New Age Whipped Cream On Shit
By Brian
Self
This is a charged article! I had to get a bit angry at my own New Agey patterns that just don't do it for me anymore. I write this with the intention to help you look within. It just so happens that the New Age movement is a great example of this because of all the crap that is floating around about how our experience and life is supposed to be.
I invite you to feel into this for yourself and see where it takes you.
This whipped cream on shit metaphor has always been a favorite saying of mine to give humor and realness to all the New Age foof and fluff that tends to spiritually bypass what is real and what we are feeling inside. Whipped cream on shit is like hanging curtains in a house while the floor is rotting and caving in. Whipped cream on shit is simply covering up what may be painful or real underneath the surface (the shit) and putting flowers and affirmations (the whipped cream) on top of it.
Affirmations make a part of me want to kick some ass! I like to say whats real for me and then face it and embrace it!
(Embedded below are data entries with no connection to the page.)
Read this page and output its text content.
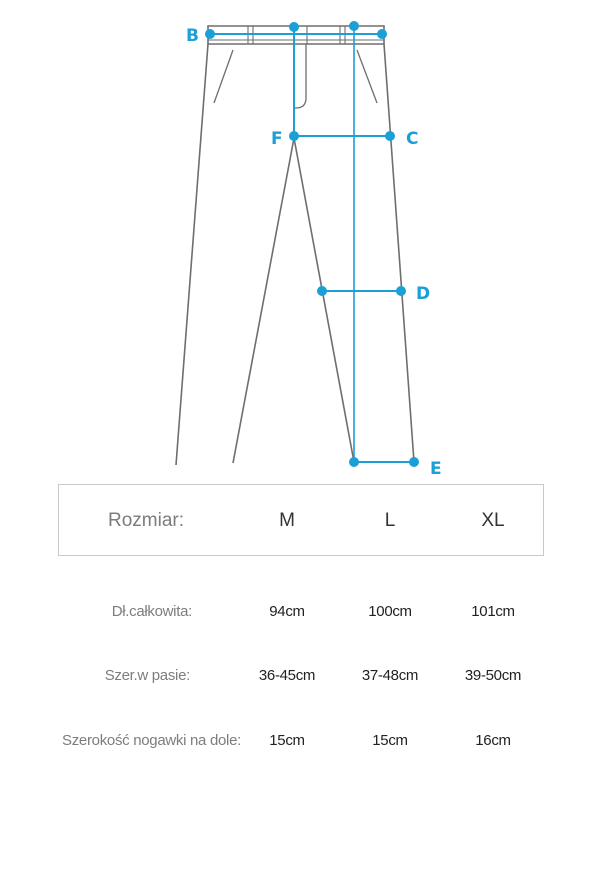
B
F	C
D
E
Rozmiar:	M	L	XL
Dł.całkowita:	94cm	100cm	101cm
Szer.w pasie:	36-45cm	37-48cm	39-50cm
Szerokość nogawki na dole:	15cm	15cm	16cm
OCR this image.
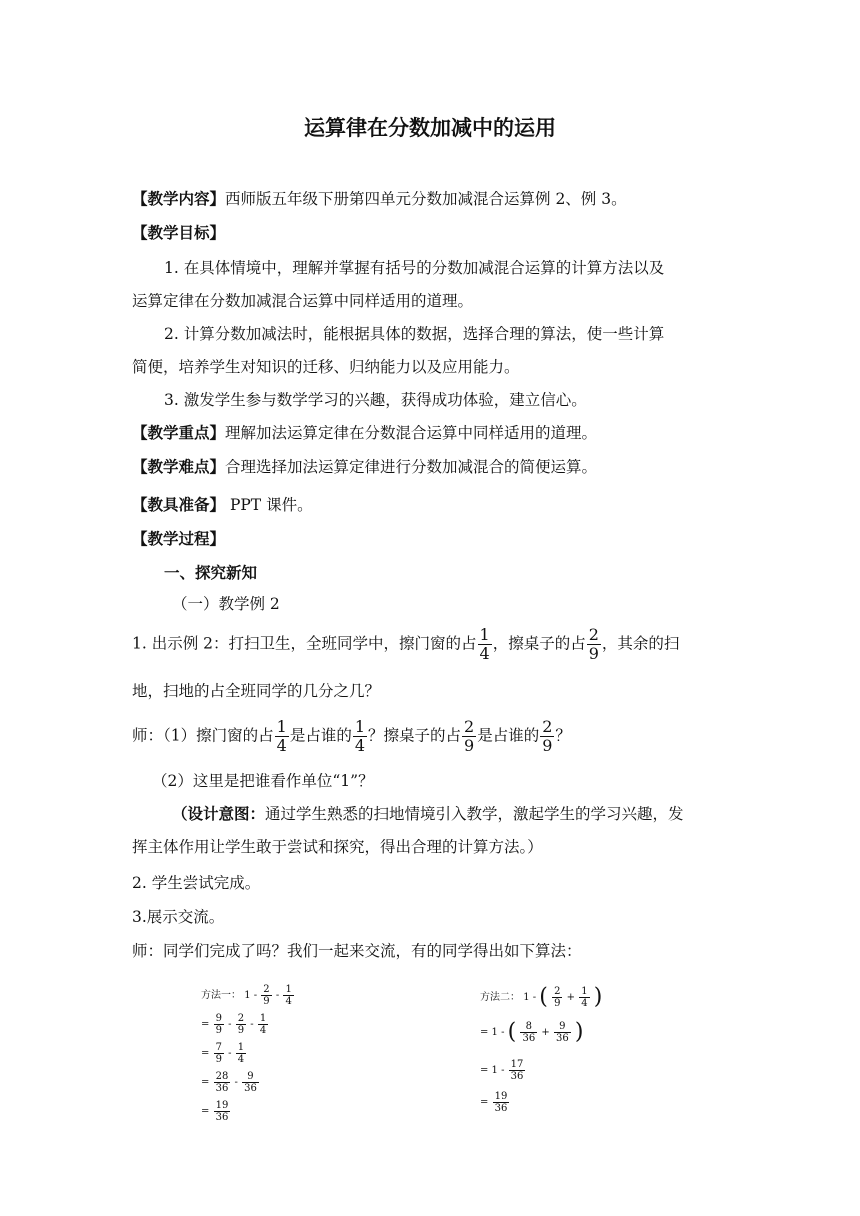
运算律在分数加减中的运用
【教学内容】西师版五年级下册第四单元分数加减混合运算例 2、例 3。
【教学目标】
1. 在具体情境中，理解并掌握有括号的分数加减混合运算的计算方法以及
运算定律在分数加减混合运算中同样适用的道理。
2. 计算分数加减法时，能根据具体的数据，选择合理的算法，使一些计算
简便，培养学生对知识的迁移、归纳能力以及应用能力。
3. 激发学生参与数学学习的兴趣，获得成功体验，建立信心。
【教学重点】理解加法运算定律在分数混合运算中同样适用的道理。
【教学难点】合理选择加法运算定律进行分数加减混合的简便运算。
【教具准备】 PPT 课件。
【教学过程】
一、探究新知
（一）教学例 2
1. 出示例 2：打扫卫生，全班同学中，擦门窗的占 $\frac{1}{4}$ ，擦桌子的占 $\frac{2}{9}$ ，其余的扫
地，扫地的占全班同学的几分之几？
师：（1）擦门窗的占 $\frac{1}{4}$ 是占谁的 $\frac{1}{4}$ ？擦桌子的占 $\frac{2}{9}$ 是占谁的 $\frac{2}{9}$ ？
（2）这里是把谁看作单位“1”？
（设计意图：通过学生熟悉的扫地情境引入教学，激起学生的学习兴趣，发
挥主体作用让学生敢于尝试和探究，得出合理的计算方法。）
2. 学生尝试完成。
3.展示交流。
师：同学们完成了吗？我们一起来交流，有的同学得出如下算法：
方法一： $1 - \frac{2}{9} - \frac{1}{4}$
= $\frac{9}{9} - \frac{2}{9} - \frac{1}{4}$
= $\frac{7}{9} - \frac{1}{4}$
= $\frac{28}{36} - \frac{9}{36}$
= $\frac{19}{36}$
方法二： 1 - ( $\frac{2}{9} + \frac{1}{4}$ )
= 1 - ( $\frac{8}{36} + \frac{9}{36}$ )
= $1 - \frac{17}{36}$
= $\frac{19}{36}$
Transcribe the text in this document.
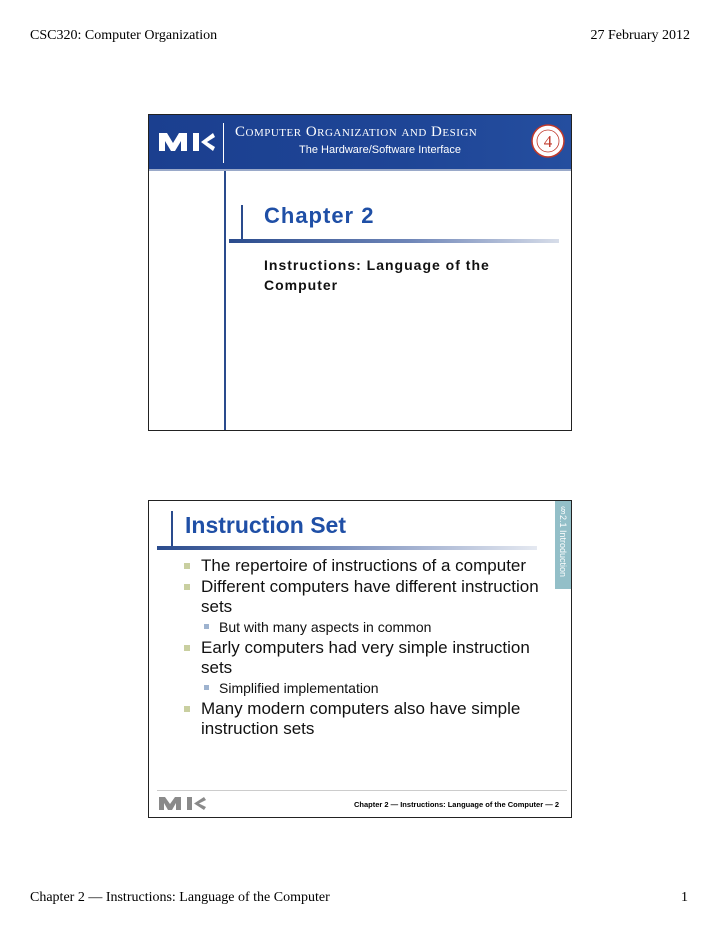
CSC320: Computer Organization	27 February 2012
Computer Organization and Design
The Hardware/Software Interface	4
Chapter 2
Instructions: Language of the Computer
§2.1 Introduction
Instruction Set
The repertoire of instructions of a computer
Different computers have different instruction sets
But with many aspects in common
Early computers had very simple instruction sets
Simplified implementation
Many modern computers also have simple instruction sets
Chapter 2 — Instructions: Language of the Computer — 2
Chapter 2 — Instructions: Language of the Computer	1
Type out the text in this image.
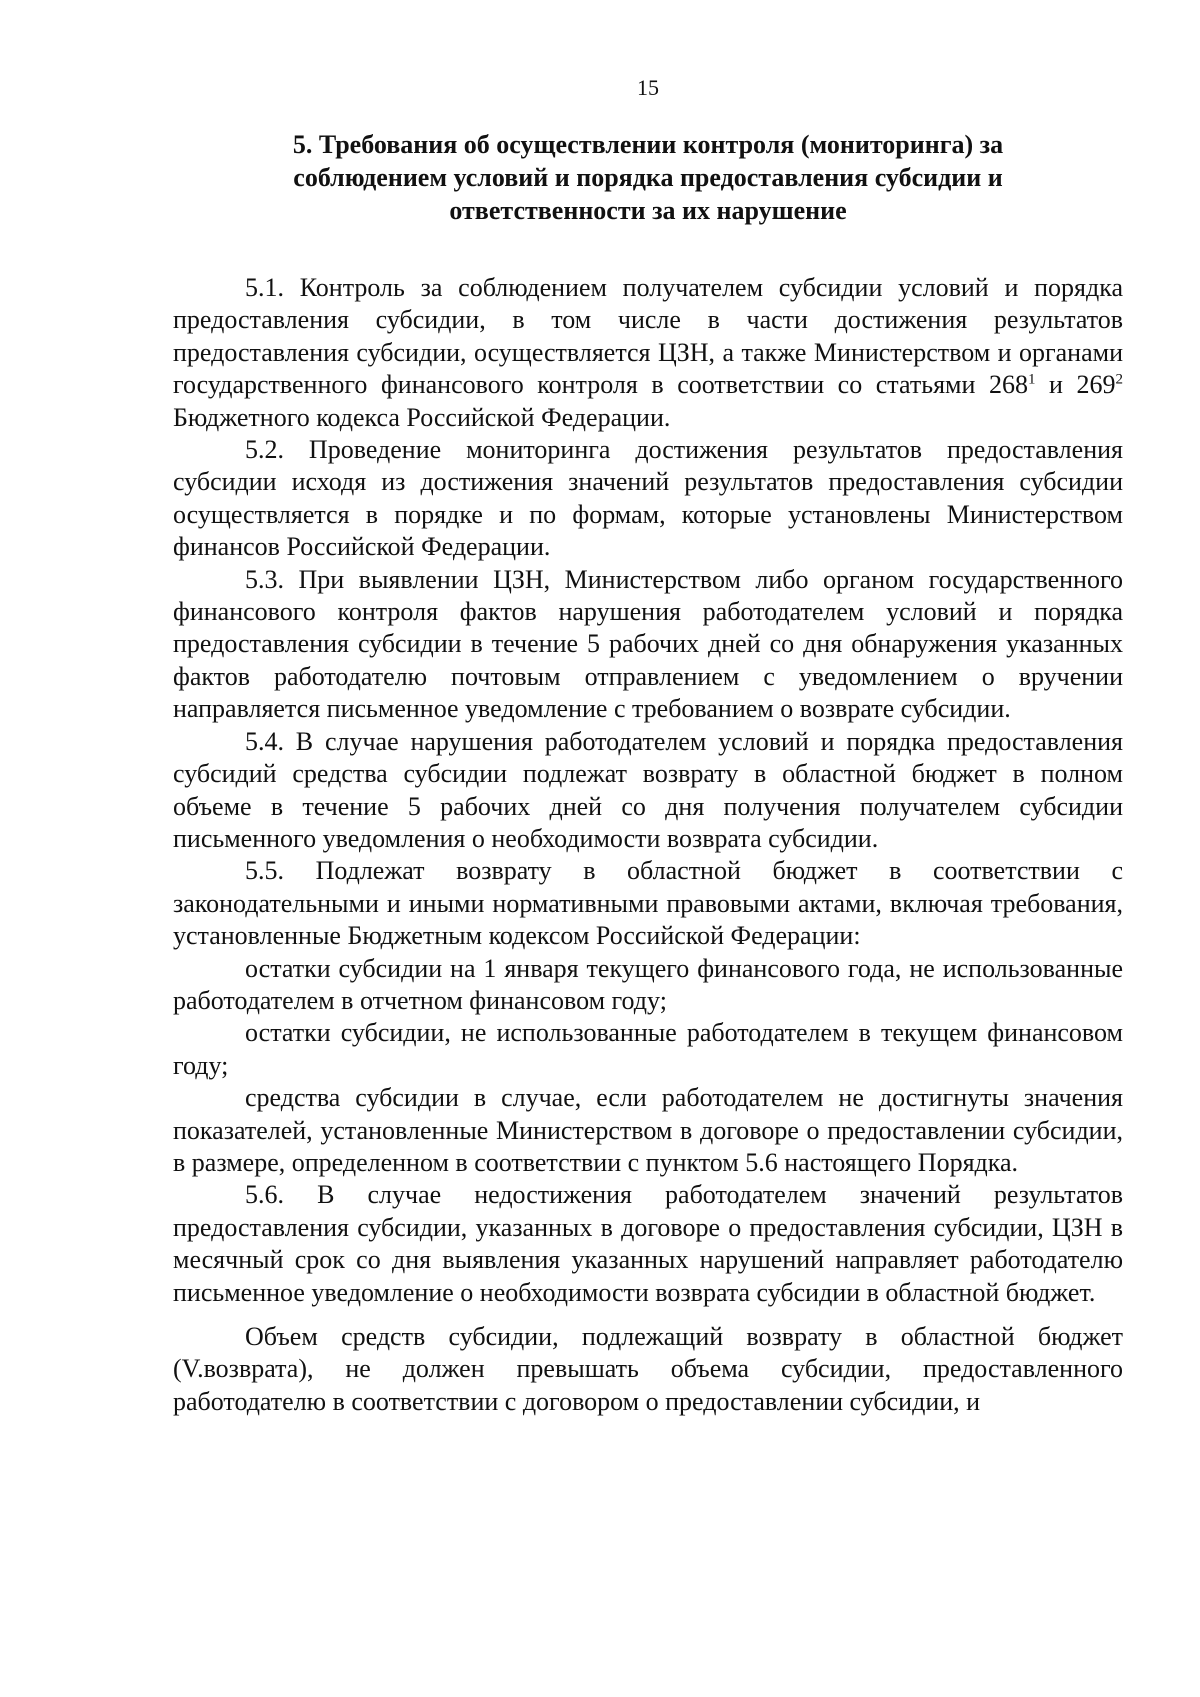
15
5. Требования об осуществлении контроля (мониторинга) за
соблюдением условий и порядка предоставления субсидии и
ответственности за их нарушение

5.1. Контроль за соблюдением получателем субсидии условий и порядка предоставления субсидии, в том числе в части достижения результатов предоставления субсидии, осуществляется ЦЗН, а также Министерством и органами государственного финансового контроля в соответствии со статьями $268^1$ и $269^2$ Бюджетного кодекса Российской Федерации.

5.2. Проведение мониторинга достижения результатов предоставления субсидии исходя из достижения значений результатов предоставления субсидии осуществляется в порядке и по формам, которые установлены Министерством финансов Российской Федерации.

5.3. При выявлении ЦЗН, Министерством либо органом государственного финансового контроля фактов нарушения работодателем условий и порядка предоставления субсидии в течение 5 рабочих дней со дня обнаружения указанных фактов работодателю почтовым отправлением с уведомлением о вручении направляется письменное уведомление с требованием о возврате субсидии.

5.4. В случае нарушения работодателем условий и порядка предоставления субсидий средства субсидии подлежат возврату в областной бюджет в полном объеме в течение 5 рабочих дней со дня получения получателем субсидии письменного уведомления о необходимости возврата субсидии.

5.5. Подлежат возврату в областной бюджет в соответствии с законодательными и иными нормативными правовыми актами, включая требования, установленные Бюджетным кодексом Российской Федерации:

остатки субсидии на 1 января текущего финансового года, не использованные работодателем в отчетном финансовом году;

остатки субсидии, не использованные работодателем в текущем финансовом году;

средства субсидии в случае, если работодателем не достигнуты значения показателей, установленные Министерством в договоре о предоставлении субсидии, в размере, определенном в соответствии с пунктом 5.6 настоящего Порядка.

5.6. В случае недостижения работодателем значений результатов предоставления субсидии, указанных в договоре о предоставления субсидии, ЦЗН в месячный срок со дня выявления указанных нарушений направляет работодателю письменное уведомление о необходимости возврата субсидии в областной бюджет.

Объем средств субсидии, подлежащий возврату в областной бюджет (V.возврата), не должен превышать объема субсидии, предоставленного работодателю в соответствии с договором о предоставлении субсидии, и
We are often so quick to want to feel good, high and wonderful to get away from my humaness that is often hard to feel because it hurts. There is a part of us that will do almost anything to avoid our wounds and fear. It wants to feel good, be right and get out of suffering and vulnerability.
I so deeply hunger for heart resonance with myself and others, and the vulnerability that makes this possible when we share love with those in our lives. This is why I began deep, and sometimes rather painful, emotional healing work... to let the love that has been buried amidst the ruble of my emotional congestion come forth. And I'll be the first one to admit that it is not always easy.
I know that love is why many of us have come here, and love is what we all really want deep down inside. I am the first one to admit this because this has always been true for me. It is our fear of making ourselves vulnerable enough to share this with others that stands in the way.
I spent 12 years enmeshed with the New Age movement. This is where the beginning of my awakening all began back when I was about 16. I am grateful for that time and always will be, otherwise I would never have begun embracing these deeper truths and richness of the heart. Now it takes on a different form. One that minimizes the disillusionment with falsehood and fakeness.
The only way out is through... so going through those 12 years embracing the New Age movement served it's purpose!
There was no way I could ever see this for myself until I began to dig deeper into what is real for me and what I feel. Now so much of the new age paradigm doesn't fit for me anymore. It feels superficial... with no roots in feeling the pain and agony of our human experiences and our humanity. As Oriah Mountain Dreamer says in my favorite poem... The Invitation..."I want to know if you can sit with pain, mine or your own, without moving to hide it or fade it or fix it."
The new age stuff tends to be centered around fixing, covering up, ascending, transcending, and moving away from whats real in our lives. I spent years doing affirmations to try to get away from the core unworthiness I feel at times, the hurt, the anxiety, the control, the rage... all of it. We are getting our minds so tuned to affirm our true heart felt reality away while what's real in our hearts withers and dies. And I hear the story over and over again that when people pass away they all say they wish they would have loved more and said what was real for them, told the truth and so on.
So let's cut the crap and get real ladies and gentlemen... future kings and queens! The time is now to take the next step forward with what is real for you and what lives in your heart. And I don't know about you... but I don't want to settle for anything less than the real thing anymore!
Can you imagine a world in which everyone is real and living their heart and soul purpose. I sure can... and God is it a beautiful and tear rolling vision to behold!
As James Taylor says in his song Like Everyone She Knows... "Hold tight to your heart's desire.... never ever let it go... let nobody fool you into giving up to soon... tend your own fire... lay low and be strong... wait it out... it'll come along."
Is it possible that it is coming along now?!
Let's bring back the truth, lets bring back the realness, lets bring back our feelings.... all of them. As Daniel Barron says in his book title "There's No Such Thing As A Negative Emotion". We don't have to affirmationize it away anymore or transcend it. Lets let it all dance in our lives now for true deep healing and rich heart food that will live on in our souls and on for the love of our children and generations to come!